Personal information
- Date of birth: 26 February 1872
- Place of birth: Giffnock, Scotland
- Date of death: 12 May 1906 (aged 34)
- Place of death: Springburn, Scotland
- Position: Centre forward

Senior career*
- Years: Team / Apps / (Gls)
- 1889–1892: Northern
- 1892–1893: Rangers / 2 / (0)
- 1892: → Northern (loan)
- 1893: → Leith Athletic (loan)
- 1893–1895: Hibernian / 32 / (27)
- 1895–1896: Celtic / 17 / (18)
- 1896–1899: Hibernian / 40 / (17)

International career
- 1892: Scottish Alliance XI / 1 / (0)
- 1896: Scottish League XI / 1 / (3)

= Allan Martin (footballer) =

Scottish footballer (1872–1906)

Allan Martin (26 February 1872 – 12 May 1906) was a Scottish footballer who played for Rangers, Leith Athletic, Celtic and Hibernian. He finished as the top scorer in the Scottish Football League Division One in the 1895–96 season.

==Career==
Raised in Glasgow and trained as an iron works furnace tender (a trade he was reluctant to curtail as his reputation as a footballer increased), Martin began his career as a half back with Northern F.C. and was selected for the Scottish Football Alliance XI against the rival Scottish Football League in 1892. He soon joined Rangers but played only two league matches for the club, going back to Northern before the end of the year (during which time he was selected to represent the Glasgow FA in their annual challenge match against Sheffield), moving on to Leith Athletic for another short period, and thereafter joining Hibernian in 1893. In his first spell with the Easter Road club, Martin helped Hibs win Scottish Division Two in the inaugural 1893–94 campaign and again in 1894–95, the latter leading to election to Division One; they also won the Rosebery Charity Cup in 1894 with a 4–2 win over Hearts (featuring a Martin hat-trick).

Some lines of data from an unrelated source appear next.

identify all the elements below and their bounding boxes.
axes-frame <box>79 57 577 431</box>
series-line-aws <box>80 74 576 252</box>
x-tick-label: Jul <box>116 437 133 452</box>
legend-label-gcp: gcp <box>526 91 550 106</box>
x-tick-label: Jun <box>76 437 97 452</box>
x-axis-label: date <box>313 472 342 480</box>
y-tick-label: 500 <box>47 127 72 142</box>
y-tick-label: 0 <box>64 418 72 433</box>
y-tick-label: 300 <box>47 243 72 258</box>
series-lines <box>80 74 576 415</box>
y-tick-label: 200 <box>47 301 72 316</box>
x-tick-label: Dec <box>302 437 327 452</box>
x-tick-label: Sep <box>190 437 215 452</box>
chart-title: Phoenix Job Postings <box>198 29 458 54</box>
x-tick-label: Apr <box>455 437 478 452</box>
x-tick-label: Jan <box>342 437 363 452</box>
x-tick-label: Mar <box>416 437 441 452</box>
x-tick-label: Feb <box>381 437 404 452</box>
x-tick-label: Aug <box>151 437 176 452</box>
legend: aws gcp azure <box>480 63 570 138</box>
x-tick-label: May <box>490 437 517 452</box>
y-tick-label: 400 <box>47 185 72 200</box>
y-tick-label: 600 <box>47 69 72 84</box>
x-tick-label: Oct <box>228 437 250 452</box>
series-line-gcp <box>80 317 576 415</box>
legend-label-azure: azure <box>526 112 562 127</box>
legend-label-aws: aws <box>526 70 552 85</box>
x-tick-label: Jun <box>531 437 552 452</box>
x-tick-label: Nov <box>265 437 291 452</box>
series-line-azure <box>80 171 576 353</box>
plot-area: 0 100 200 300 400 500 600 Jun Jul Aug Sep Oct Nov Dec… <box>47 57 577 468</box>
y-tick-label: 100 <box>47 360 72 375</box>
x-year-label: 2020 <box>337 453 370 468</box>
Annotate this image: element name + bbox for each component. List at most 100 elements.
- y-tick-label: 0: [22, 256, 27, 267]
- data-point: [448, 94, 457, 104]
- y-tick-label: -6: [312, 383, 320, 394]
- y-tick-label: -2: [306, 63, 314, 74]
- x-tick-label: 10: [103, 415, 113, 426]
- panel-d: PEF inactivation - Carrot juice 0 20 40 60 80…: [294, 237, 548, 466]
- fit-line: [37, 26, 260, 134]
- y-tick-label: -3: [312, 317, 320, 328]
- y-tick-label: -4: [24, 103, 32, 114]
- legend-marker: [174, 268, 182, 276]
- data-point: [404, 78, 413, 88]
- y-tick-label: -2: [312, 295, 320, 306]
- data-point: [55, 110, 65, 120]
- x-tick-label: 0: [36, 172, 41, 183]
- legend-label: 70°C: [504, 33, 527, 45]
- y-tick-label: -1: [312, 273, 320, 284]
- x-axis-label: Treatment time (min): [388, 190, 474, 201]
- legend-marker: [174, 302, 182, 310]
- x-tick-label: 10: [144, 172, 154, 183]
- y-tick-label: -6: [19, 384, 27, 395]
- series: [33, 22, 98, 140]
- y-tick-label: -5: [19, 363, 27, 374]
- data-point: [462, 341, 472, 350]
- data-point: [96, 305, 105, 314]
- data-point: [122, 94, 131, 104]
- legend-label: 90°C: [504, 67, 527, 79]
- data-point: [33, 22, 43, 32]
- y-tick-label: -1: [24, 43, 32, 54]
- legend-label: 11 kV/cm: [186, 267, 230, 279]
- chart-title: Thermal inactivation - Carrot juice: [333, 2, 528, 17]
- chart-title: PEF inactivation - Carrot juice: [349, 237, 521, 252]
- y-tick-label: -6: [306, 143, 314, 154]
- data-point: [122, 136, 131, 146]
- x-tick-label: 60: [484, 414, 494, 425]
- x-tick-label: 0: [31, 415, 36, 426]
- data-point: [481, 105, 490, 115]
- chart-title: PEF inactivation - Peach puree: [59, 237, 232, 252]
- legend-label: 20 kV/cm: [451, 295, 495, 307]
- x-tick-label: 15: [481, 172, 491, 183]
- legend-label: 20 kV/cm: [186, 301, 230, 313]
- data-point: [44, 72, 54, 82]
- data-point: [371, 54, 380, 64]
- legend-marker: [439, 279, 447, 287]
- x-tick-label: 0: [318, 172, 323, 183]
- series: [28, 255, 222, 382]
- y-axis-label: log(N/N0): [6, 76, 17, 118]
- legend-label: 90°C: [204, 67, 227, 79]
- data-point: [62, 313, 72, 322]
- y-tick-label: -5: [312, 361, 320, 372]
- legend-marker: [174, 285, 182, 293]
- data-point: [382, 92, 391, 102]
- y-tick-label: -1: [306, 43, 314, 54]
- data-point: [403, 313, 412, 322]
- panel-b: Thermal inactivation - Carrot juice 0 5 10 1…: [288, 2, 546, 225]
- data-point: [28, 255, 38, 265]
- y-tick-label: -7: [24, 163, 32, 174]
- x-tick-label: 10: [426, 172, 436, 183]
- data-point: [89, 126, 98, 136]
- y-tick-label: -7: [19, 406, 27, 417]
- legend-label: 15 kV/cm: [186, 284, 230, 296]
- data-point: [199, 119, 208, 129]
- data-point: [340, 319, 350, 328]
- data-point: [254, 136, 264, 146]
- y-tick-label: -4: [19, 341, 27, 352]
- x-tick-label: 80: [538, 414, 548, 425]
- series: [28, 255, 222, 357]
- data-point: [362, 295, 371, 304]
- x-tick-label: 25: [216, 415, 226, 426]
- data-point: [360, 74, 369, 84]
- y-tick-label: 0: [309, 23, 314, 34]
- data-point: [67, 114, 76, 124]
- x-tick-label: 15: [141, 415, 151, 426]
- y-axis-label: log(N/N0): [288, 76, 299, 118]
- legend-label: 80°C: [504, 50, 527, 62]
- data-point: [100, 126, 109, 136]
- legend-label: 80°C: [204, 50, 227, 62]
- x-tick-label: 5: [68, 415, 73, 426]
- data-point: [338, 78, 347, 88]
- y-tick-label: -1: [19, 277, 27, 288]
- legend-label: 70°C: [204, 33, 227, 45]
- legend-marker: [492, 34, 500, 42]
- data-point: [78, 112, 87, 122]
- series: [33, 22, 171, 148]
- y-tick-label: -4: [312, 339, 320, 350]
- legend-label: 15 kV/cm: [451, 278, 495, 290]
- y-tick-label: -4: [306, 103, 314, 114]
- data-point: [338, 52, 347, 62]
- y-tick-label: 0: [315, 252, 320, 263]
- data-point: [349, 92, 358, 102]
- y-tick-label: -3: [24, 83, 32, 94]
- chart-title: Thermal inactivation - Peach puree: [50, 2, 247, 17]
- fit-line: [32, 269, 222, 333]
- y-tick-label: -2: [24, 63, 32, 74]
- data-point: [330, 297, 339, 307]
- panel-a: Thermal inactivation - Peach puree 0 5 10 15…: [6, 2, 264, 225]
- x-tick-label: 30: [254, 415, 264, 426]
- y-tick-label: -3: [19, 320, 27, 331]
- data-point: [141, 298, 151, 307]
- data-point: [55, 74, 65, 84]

In summer 1895 he moved to Celtic due to being offered higher wages; in his single season with the Bhoys, he scored 21 goals in 22 matches – 18 in 17 in the League, finishing national top goalscorer – as Celtic won Division One, the Glasgow Cup and the Glasgow Merchants Charity Cup; he played but did not score in the 11–0 league win over Dundee which remains the club's record margin of victory.

Martin then returned to Hibernian, but was less prolific in his second spell with 19 goals in 45 League and Scottish Cup appearances between August 1896 and December 1898. The club finished league runners-up in 1896–97 and won the Rosebery Cup at the end of that season.

Martin's last appearance for Hibernian was their 0–10 defeat to Rangers on Christmas Day 1898. There is little recorded evidence of his career after leaving Hibs at the approximate age of 27, when in theory he would have been in his athletic prime but perhaps less so with the demands of his labour-intensive job and possible deteriorating health. Certainly he died aged 33 in 1906 'after a long illness', from multiple causes including tuberculosis.

Martin represented the Scottish League once, in February 1896 while playing for Celtic. He scored all three of the SFL goals in a 3–2 win over the Irish League XI.